Mail & Photos

What You Can't Mail to George W. Hill: Prohibited Items, Publication Rules, and the 4-Item Limit

Mail gets rejected at George W. Hill when something extra ends up in the envelope—or when a book or magazine doesn't come from an approved source. Follow these rules to make sure your letter or publication actually gets through.

2 min read delcopa.gov
What You Can't Mail to George W. Hill: Prohibited Items, Publication Rules, and the 4-Item Limit

George W. Hill doesn't allow writing supplies through the mail - postage stamps, stationery, and envelopes are all available on commissary. Tuck any of these into a letter, and the whole thing can get flagged even if the letter itself is fine.

  • Stickers
  • Buttons
  • Pins
  • Plastic cards
  • Phone cards
  • Pens
  • Pencils
  • Musical cards
  • Return address labels
  • Food of any kind

Warning: Don’t put lipstick, body oils, perfume, glue, or similar substances on envelopes or letters.

Photo albums are prohibited at George W. Hill - full stop. They're also not authorized for digital delivery, so don't try to swap in a digital option. Either way, expect a rejection.

Books, magazines, newspapers, and religious materials must ship directly from the publisher or a bookstore. Order something that ships from anywhere else - or try to mail your own copy - and it probably won't be accepted.

Bookstores and book publishing companies are subject to a quantity cap: 4 publications within a 30-day period per incarcerated person. Planning to send multiple books or a mix of magazines and newspapers? Keep that limit in mind so later deliveries don't get blocked.

Good to know: Publications received directly from the publisher are unlimited and aren’t subject to the 4-item/30-day limit.

What You Can't Mail to George W. Hill: Prohibited Items, Publication Rules, and the 4-Item Limit

Even from an approved source, hardcover books aren't allowed. Content matters too - materials advocating racial or religious hatred (the facility specifically cites these) and materials or photos encouraging sexual behavior will be rejected.

Packages generally aren't allowed at George W. Hill. If what you're mailing feels more like a package than a standard letter or approved publication, assume it won't get through unless you've been told otherwise.
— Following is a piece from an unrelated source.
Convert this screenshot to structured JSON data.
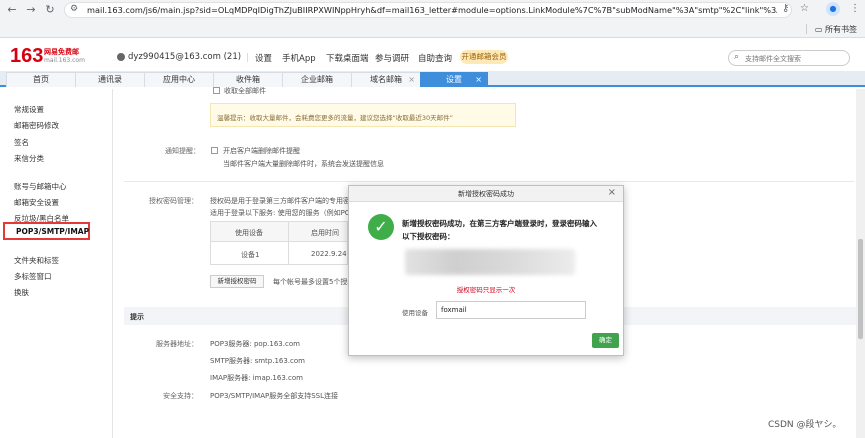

  1. Start with the Case Manager - Any exception to the package rule has to be requested through the incarcerated person’s Case Manager.
  2. Get Warden approval - The exception must be approved by the Warden before anything is sent.
  3. Ask before you send if you’re unsure - If you’re not sure whether an item or publication is allowed, send a request for information to the Deputy Warden of Operations.